More Writers Than Steelworkers
In most of the world, “Who’s your daddy?” is a rhetorical question trying to express dominance. In Mississippi, saying “who’s your daddy?”
Is an effort to establish and define already existing relationships. It’s often the start of something remarkable.
There's a phenomenon in Mississippi that I call “almost kin.” It means somebody who is very closely related, but not actually family, even if you've never met before.
In Mississippi, there are more writers than steel workers. It happens because pencils are less expensive than chrome ingots. As Eudora Welty and others have pointed out, our lives are stories.
Because of my ADHD I tend to talk about a lot of random crap when I exercise. It helps me focus.
Incarcerated at the Mississippi Methodist Rehabilitation Center for a few days, I met some young people whose job it is to make me stronger.
During my dumbbell work, I mentioned Bill Crawford’s book, “A Republican’s Lament,” and Gil Carmichael’s career, only to find out that my therapist knows Carmichael’s grandchildren. Discussing it further, I learned that her mother had been editor of the Meridian Star. Being able to say, “I've read your mom’s work.” when you've never met before is a very Mississippi kind of relatedness.
Another one of my therapists, I learned, knows both of my nephews. She was a member of the Mu chapter of Kappa Delta, but more importantly, the Rose of the Alpha Mu chapter of Kappa Alpha Order.
I hate to use a phrase like “old rose” because KA Roses are forever young, but I am old, and it’s been my honor to know quite a few of them. KA Rose only lasts for a year, but it creates a lifetime of connectedness. I keep that connectedness with me because it begins with a young woman watching out for a bunch of boys who don't know any better.

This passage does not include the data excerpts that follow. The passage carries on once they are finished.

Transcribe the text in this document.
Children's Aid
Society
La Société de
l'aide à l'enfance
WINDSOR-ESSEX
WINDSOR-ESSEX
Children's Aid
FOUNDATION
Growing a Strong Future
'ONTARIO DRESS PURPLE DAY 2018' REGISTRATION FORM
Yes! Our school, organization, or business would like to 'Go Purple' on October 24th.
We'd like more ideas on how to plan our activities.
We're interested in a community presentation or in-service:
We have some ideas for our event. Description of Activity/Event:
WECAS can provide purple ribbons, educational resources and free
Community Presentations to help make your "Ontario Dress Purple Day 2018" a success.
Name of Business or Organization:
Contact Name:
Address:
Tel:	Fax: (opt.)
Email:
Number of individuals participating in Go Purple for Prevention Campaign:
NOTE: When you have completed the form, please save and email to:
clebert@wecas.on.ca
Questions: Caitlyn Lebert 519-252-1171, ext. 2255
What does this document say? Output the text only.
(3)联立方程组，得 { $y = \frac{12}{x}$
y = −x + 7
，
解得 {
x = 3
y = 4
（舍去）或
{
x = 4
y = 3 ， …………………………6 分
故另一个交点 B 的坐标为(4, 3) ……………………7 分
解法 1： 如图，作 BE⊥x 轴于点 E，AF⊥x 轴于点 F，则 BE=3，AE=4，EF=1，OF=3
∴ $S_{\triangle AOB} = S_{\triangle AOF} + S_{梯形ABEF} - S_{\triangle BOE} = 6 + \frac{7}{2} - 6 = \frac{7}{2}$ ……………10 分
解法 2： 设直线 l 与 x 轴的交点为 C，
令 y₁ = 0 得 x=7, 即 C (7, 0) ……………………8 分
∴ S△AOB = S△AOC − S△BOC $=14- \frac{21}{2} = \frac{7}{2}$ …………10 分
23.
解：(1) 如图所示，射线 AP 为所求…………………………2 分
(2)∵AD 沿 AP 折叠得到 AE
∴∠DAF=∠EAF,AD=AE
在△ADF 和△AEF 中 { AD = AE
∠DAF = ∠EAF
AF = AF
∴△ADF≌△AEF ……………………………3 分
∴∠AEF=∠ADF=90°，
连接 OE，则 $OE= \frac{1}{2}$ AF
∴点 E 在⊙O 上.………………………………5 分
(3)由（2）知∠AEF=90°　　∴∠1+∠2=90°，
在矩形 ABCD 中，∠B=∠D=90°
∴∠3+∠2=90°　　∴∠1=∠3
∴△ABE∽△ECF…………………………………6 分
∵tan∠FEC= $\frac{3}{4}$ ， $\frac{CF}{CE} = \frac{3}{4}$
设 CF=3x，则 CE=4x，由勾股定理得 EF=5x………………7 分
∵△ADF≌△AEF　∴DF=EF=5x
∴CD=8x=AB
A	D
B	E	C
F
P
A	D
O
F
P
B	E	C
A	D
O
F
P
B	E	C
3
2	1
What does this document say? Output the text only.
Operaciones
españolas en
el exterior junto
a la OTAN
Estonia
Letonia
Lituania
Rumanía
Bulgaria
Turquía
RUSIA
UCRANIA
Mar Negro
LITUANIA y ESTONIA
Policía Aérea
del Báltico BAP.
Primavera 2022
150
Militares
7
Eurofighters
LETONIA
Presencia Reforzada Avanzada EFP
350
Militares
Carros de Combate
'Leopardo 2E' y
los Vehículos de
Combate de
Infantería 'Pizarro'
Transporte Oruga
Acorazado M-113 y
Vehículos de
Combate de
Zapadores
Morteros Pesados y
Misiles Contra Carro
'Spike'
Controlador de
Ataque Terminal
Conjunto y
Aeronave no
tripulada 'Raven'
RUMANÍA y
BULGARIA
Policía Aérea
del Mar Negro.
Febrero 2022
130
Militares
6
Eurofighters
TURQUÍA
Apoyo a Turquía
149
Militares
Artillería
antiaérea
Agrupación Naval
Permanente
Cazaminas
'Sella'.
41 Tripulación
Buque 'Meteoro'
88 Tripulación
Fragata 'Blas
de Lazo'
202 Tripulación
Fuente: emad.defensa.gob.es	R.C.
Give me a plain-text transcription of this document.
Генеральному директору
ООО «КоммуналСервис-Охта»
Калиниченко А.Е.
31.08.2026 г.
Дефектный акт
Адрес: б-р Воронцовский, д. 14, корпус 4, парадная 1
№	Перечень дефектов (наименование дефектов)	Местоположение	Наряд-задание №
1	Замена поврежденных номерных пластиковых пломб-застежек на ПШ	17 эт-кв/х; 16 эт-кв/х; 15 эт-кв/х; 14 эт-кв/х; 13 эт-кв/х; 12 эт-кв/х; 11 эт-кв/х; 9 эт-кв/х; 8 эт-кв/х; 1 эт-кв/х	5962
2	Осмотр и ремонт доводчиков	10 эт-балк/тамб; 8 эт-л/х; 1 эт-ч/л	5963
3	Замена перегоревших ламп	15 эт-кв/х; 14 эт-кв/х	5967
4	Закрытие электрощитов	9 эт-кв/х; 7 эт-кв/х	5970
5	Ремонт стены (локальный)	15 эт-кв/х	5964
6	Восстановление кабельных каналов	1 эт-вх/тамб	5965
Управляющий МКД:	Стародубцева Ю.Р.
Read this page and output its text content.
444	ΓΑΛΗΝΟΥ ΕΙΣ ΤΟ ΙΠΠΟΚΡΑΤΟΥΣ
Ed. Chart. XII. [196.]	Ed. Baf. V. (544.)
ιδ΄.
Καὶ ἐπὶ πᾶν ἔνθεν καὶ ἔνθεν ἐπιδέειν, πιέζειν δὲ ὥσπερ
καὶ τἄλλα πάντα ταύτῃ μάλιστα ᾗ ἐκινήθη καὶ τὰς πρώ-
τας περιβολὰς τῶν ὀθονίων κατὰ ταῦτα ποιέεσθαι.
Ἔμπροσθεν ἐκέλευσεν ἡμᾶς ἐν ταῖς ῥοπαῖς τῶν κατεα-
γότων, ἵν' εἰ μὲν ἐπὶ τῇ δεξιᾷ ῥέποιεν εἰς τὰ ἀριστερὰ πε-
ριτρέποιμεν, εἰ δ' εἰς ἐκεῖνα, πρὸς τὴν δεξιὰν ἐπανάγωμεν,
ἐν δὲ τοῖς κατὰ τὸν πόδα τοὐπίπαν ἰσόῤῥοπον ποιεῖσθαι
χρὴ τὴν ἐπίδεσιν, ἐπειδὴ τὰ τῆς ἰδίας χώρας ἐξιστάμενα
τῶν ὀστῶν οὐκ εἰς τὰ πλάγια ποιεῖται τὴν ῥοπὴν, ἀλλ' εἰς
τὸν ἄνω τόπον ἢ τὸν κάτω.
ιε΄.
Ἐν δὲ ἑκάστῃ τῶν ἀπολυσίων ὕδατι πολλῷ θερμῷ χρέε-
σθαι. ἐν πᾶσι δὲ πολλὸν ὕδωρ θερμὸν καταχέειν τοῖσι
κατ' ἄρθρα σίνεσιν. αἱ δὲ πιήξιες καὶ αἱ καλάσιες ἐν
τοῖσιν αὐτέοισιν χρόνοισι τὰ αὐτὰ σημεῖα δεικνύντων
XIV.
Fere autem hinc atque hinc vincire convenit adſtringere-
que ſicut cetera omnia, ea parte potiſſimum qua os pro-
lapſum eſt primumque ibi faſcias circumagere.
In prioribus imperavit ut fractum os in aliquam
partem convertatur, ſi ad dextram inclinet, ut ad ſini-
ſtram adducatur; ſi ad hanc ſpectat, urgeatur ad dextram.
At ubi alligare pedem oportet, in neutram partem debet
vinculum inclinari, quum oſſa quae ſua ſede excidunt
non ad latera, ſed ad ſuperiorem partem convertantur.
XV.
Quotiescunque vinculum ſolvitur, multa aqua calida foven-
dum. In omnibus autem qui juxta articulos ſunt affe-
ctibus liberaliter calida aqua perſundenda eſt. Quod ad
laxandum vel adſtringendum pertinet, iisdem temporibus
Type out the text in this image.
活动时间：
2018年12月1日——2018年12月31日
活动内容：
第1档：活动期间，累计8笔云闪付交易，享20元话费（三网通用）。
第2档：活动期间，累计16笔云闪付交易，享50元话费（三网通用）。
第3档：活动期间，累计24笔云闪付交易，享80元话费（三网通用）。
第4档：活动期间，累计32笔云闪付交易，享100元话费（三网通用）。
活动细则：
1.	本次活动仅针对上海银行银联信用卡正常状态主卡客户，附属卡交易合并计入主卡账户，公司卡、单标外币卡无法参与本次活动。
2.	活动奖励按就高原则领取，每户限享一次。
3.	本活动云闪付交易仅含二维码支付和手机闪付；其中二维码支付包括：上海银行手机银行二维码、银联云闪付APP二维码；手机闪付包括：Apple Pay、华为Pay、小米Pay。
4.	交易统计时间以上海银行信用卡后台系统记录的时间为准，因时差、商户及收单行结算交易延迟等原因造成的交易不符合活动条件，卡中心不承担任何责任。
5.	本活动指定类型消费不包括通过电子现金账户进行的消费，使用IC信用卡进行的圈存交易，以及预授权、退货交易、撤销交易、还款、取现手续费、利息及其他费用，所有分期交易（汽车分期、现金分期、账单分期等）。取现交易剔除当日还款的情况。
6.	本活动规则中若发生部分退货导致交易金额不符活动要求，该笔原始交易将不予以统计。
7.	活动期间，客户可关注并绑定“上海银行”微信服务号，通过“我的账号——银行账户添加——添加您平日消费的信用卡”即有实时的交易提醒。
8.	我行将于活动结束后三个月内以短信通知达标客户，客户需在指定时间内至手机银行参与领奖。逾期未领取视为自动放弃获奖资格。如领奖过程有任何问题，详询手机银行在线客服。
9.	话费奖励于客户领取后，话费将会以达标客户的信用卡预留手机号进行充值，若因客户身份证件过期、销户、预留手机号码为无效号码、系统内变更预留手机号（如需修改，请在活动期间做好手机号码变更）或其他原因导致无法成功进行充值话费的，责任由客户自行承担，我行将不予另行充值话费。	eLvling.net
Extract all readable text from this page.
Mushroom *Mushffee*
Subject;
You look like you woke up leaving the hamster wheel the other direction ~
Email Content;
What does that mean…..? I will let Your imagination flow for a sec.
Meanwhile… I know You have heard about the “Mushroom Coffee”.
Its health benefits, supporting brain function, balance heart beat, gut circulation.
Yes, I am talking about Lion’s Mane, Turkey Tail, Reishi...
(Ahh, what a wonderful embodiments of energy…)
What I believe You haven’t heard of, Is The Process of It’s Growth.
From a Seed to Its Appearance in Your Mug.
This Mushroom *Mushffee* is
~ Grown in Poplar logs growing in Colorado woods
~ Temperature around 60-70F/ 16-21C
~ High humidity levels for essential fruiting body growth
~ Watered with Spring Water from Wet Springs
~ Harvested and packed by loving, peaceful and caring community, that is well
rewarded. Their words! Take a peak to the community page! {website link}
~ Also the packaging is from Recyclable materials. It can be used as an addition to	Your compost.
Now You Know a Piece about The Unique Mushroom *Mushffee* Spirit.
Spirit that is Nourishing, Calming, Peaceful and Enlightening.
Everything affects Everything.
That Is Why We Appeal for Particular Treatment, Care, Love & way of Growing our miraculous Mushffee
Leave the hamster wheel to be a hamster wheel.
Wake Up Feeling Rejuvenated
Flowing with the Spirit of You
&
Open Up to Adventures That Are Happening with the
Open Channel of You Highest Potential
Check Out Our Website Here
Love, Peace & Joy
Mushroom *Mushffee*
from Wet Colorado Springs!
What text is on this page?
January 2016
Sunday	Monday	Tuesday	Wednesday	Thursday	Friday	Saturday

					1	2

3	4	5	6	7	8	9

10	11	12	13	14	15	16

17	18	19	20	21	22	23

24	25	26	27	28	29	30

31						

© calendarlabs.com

Nearly half of Mississippi’s young people don't stay here. It’s been that way for a while. The more educated you are, the more likely you are to move away.
For those who do stay, it can be like wandering around an endless forest with more trees than people. Those of us who do live here eventually end up meeting at the watering places and learn how close we are, then drifting back to our part of the woods.
Some day, in the next twenty-five years, I'm going to leave Mississippi to whoever is still here. I've always had this image in my head of the kind of Mississippi I’d leave behind. I've come to terms with the fact that much of it won't happen.
Some days, it seems like Mississippi never gets better. That's a matter of perspective, though. If I pull back in time, I can see a world where I was born a day and a half after somebody up and murdered Medgar Evers, but now, this brilliant young woman is trying to make me stronger while she raises a new baby in a new Mississippi. From that perspective, it looks like Mississippi has traveled light years since I got on board.